HOW I FOUND AMERICA
Times changed. The sweat-shop conditions that I had lived through had become a relic of the past. Wages had doubled, tripled, and went up higher and higher, and the working day became shorter and shorter. I began to earn enough to move my family uptown into a sunny, airy flat with electricity and telephone service. I even saved up enough to buy a phonograph and a piano.
My knotted nerves relaxed. At last I had become free from the worry for bread and rent, but I was not happy. A more restless discontent than ever before ate out my heart. Freedom from stomach needs only intensified the needs of my soul.
I ached and clamored for America. Higher wages and shorter hours of work, mere physical comfort, were not yet America. I had dreamed that America was a place where the heart could grow big with living. Though outwardly I had become prosperous, life still forced me into an existence of mere getting and getting.
Ach! how I longed for a friend, a real American friend, some one to whom I could express the thoughts and feelings that choked me! In the Bronx, the uptown ghetto, I felt myself farther away from the spirit of America than ever before. In the East Side the people had yet alive in their eyes the old, old dreams of America, the America that would release the age-old hunger to give; but in the prosperous Bronx good eating and good sleeping replaced the spiritual need for giving. The chase for dollars and diamonds deadened the dreams that had once brought them to America.
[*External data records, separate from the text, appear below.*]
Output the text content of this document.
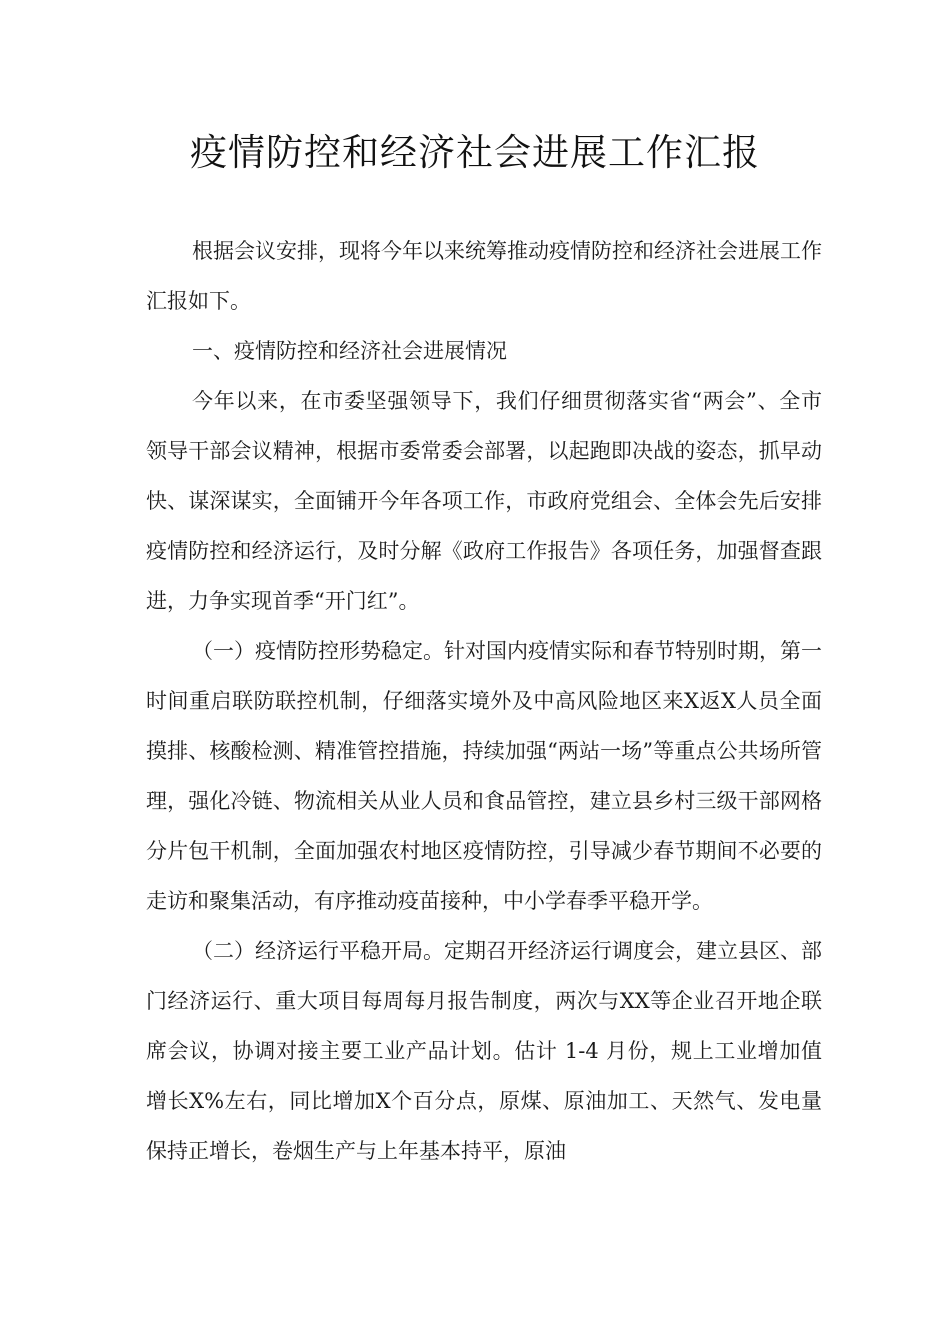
疫情防控和经济社会进展工作汇报

根据会议安排，现将今年以来统筹推动疫情防控和经济社会进展工作汇报如下。

一、疫情防控和经济社会进展情况

今年以来，在市委坚强领导下，我们仔细贯彻落实省“两会”、全市领导干部会议精神，根据市委常委会部署，以起跑即决战的姿态，抓早动快、谋深谋实，全面铺开今年各项工作，市政府党组会、全体会先后安排疫情防控和经济运行，及时分解《政府工作报告》各项任务，加强督查跟进，力争实现首季“开门红”。

（一）疫情防控形势稳定。针对国内疫情实际和春节特别时期，第一时间重启联防联控机制，仔细落实境外及中高风险地区来X返X人员全面摸排、核酸检测、精准管控措施，持续加强“两站一场”等重点公共场所管理，强化冷链、物流相关从业人员和食品管控，建立县乡村三级干部网格分片包干机制，全面加强农村地区疫情防控，引导减少春节期间不必要的走访和聚集活动，有序推动疫苗接种，中小学春季平稳开学。

（二）经济运行平稳开局。定期召开经济运行调度会，建立县区、部门经济运行、重大项目每周每月报告制度，两次与XX等企业召开地企联席会议，协调对接主要工业产品计划。估计 1-4 月份，规上工业增加值增长X%左右，同比增加X个百分点，原煤、原油加工、天然气、发电量保持正增长，卷烟生产与上年基本持平，原油
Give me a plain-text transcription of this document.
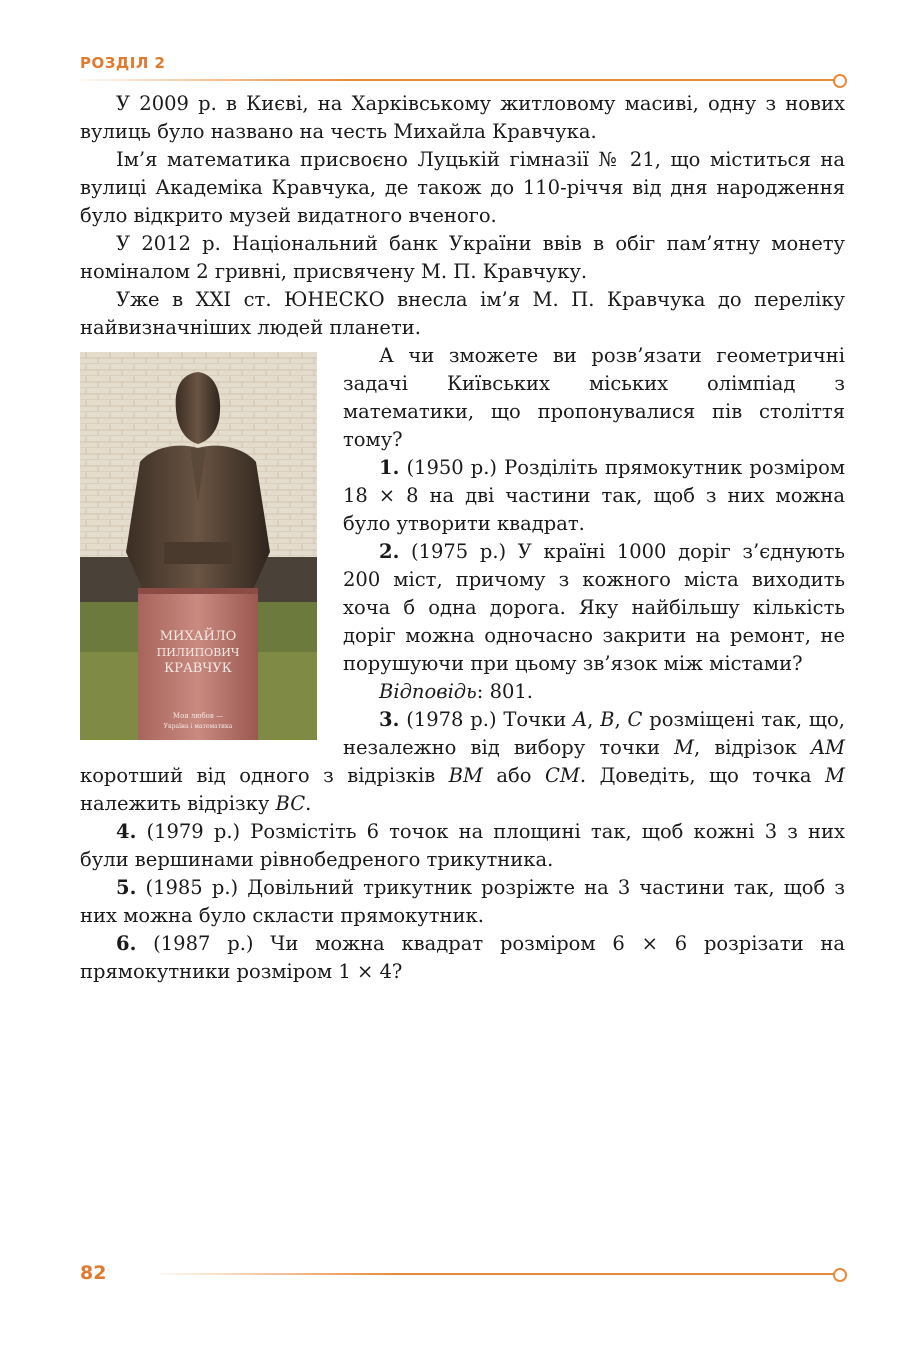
РОЗДІЛ 2

У 2009 р. в Києві, на Харківському житловому масиві, одну з нових вулиць було названо на честь Михайла Кравчука.

Ім’я математика присвоєно Луцькій гімназії № 21, що міститься на вулиці Академіка Кравчука, де також до 110-річчя від дня народження було відкрито музей видатного вченого.

У 2012 р. Національний банк України ввів в обіг пам’ятну монету номіналом 2 гривні, присвячену М. П. Кравчуку.

Уже в XXI ст. ЮНЕСКО внесла ім’я М. П. Кравчука до переліку найвизначніших людей планети.

МИХАЙЛО
ПИЛИПОВИЧ
КРАВЧУК
Моя любов —
Україна і математика

А чи зможете ви розв’язати геометричні задачі Київських міських олімпіад з математики, що пропонувалися пів століття тому?

1. (1950 р.) Розділіть прямокутник розміром 18 × 8 на дві частини так, щоб з них можна було утворити квадрат.

2. (1975 р.) У країні 1000 доріг з’єднують 200 міст, причому з кожного міста виходить хоча б одна дорога. Яку найбільшу кількість доріг можна одночасно закрити на ремонт, не порушуючи при цьому зв’язок між містами?

Відповідь: 801.

3. (1978 р.) Точки A, B, C розміщені так, що, незалежно від вибору точки M, відрізок AM коротший від одного з відрізків BM або CM. Доведіть, що точка M належить відрізку BC.

4. (1979 р.) Розмістіть 6 точок на площині так, щоб кожні 3 з них були вершинами рівнобедреного трикутника.

5. (1985 р.) Довільний трикутник розріжте на 3 частини так, щоб з них можна було скласти прямокутник.

6. (1987 р.) Чи можна квадрат розміром 6 × 6 розрізати на прямокутники розміром 1 × 4?

82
More and more the all-consuming need for a friend possessed me. In the street, in the cars, in the subways, I was always seeking, ceaselessly seeking for eyes, a face, the flash of a smile that would be light in my darkness.
I felt sometimes that I was only burning out my heart for a shadow, an echo, a wild dream, but I couldn’t help it. Nothing was real to me but my hope of finding a friend. America was not America to me unless I could find an American that would make America real.
The hunger of my heart drove me to the night-school. Again my dream flamed. Again America beckoned. In the school there would be education, air, life for my cramped-in spirit. I would learn to think, to form the thoughts that surged formless in me. I would find the teacher that would make me articulate.
I joined the literature class. They were reading “The De Coverley Papers.” Filled with insatiate thirst, I drank in every line with the feeling that any moment I would get to the fountain-heart of revelation. Night after night I read with tireless devotion. But of what? The manners and customs of the eighteenth century, of people two hundred years dead.
One evening, after a month’s attendance, when the class had dwindled from fifty to four, and the teacher began scolding us who were present for those who were absent, my bitterness broke.